■閑話休題1「ノベル」

 休日、イーグルは自室に居た。

 そして、棚から猫缶を取り出すとスプーンでカンカンと叩いて見せた。その音に反応して彼女は嬉々としてそと姿を現す。

 その子の名は『ノベル』。白い短毛の猫だった。ノベルはベッドの上でうっすらと差し込む太陽の日を浴びてゆっくりと寛いで居たのだが、イーグルが叩いた猫缶の音を聞くと、嬉しそうに起き上がり、ソファーから降りると彼の前に駆け付けた。

「ノベル、おいで」

 イーグルはそう言いながら猫缶をテーブルの上に置かれたノベル専用の食器に中身を掻きだした。

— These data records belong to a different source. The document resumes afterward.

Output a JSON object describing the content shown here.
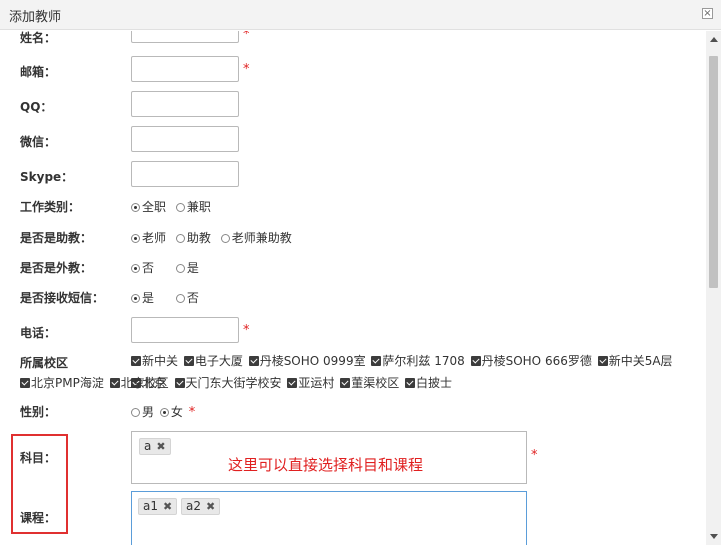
{
  "dialog": {
    "title": "添加教师",
    "close_glyph": "×"
  },
  "fields": {
    "name": {
      "label": "姓名：",
      "value": "",
      "required": "*"
    },
    "email": {
      "label": "邮箱：",
      "value": "",
      "required": "*"
    },
    "qq": {
      "label": "QQ：",
      "value": ""
    },
    "wechat": {
      "label": "微信：",
      "value": ""
    },
    "skype": {
      "label": "Skype：",
      "value": ""
    },
    "job_type": {
      "label": "工作类别：",
      "options": [
        "全职",
        "兼职"
      ],
      "selected": "全职"
    },
    "assistant": {
      "label": "是否是助教：",
      "options": [
        "老师",
        "助教",
        "老师兼助教"
      ],
      "selected": "老师"
    },
    "foreign": {
      "label": "是否是外教：",
      "options": [
        "否",
        "是"
      ],
      "selected": "否"
    },
    "sms": {
      "label": "是否接收短信：",
      "options": [
        "是",
        "否"
      ],
      "selected": "是"
    },
    "phone": {
      "label": "电话：",
      "value": "",
      "required": "*"
    },
    "campus": {
      "label": "所属校区",
      "options": [
        "新中关",
        "电子大厦",
        "丹棱SOHO 0999室",
        "萨尔利兹 1708",
        "丹棱SOHO 666罗德",
        "新中关5A层",
        "北京",
        "北京PMP海淀",
        "北京校区",
        "天门东大街学校安",
        "亚运村",
        "董渠校区",
        "白披士"
      ],
      "checked": true
    },
    "gender": {
      "label": "性别：",
      "options": [
        "男",
        "女"
      ],
      "selected": "女",
      "required": "*"
    },
    "subject": {
      "label": "科目：",
      "tags": [
        "a"
      ],
      "required": "*"
    },
    "course": {
      "label": "课程：",
      "tags": [
        "a1",
        "a2"
      ]
    }
  },
  "annotation": {
    "text": "这里可以直接选择科目和课程"
  },
  "colors": {
    "required": "#e02020",
    "highlight": "#e03030",
    "focus": "#5b9dd9"
  }
}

 ノベルは床からテーブルの上に器用にひょいと飛び上がると「にゃあ」と一言発した後、器の中の餌を食べ始めた。「いただきます」のつもりだろうか。何故か何時も彼女は餌を食べる前に一言発する。

 イーグルも自分用の食事をレンジで温めるとノベルの近くに置き食べ始めた。

 餌を食べて居るノベルはとても幸せそうだった。それを見ながらの食事もイーグルにとって幸せな物だった。小さな時から宇宙で生活しているイーグルにとってノベルは家族も同然だった。

 無論若いイーグルの両親は双方共に顕在で、地上で姉や妹達と一緒に暮らしている。イーグルの若さが上かどうかは分らないが家族に対して、それ程の執着は無かった。どちらかというと一人で暮らす事に開放感を覚えており、設備の充実したステーションでの生活には不自由は無かった。

 しかし、ノベルと一緒に居る時に案じる安心感は何だろうか?昔母親に言われた事が有るのだが、イーグルは野良猫を良く拾って来ては元の場所に捨てて来る様、言われていたそうだ。

 今はノベルと二人暮らしで寂しさもあまり感じ無い。仕事が忙しいという事もあるのだが下手をすると故郷の事も忘れがちになってしまう事も多い。しかし、冷静に考えれば、それはさ寂しい事だろう。有史以来、から続く血の繋がりを考えると、イーグルがこの世に生まれ出た事自体が奇跡に等しい事なのだから。

 イーグルはノベルを見詰めた。

「お前が僕の前に居る事も奇跡なんだな。」

 その問いに意味が分かったのか分らないのかはっきりしないがノベルはイーグルに向って「にゃあ」と一声鳴くと、再び嬉しそうに餌を食べ始めた。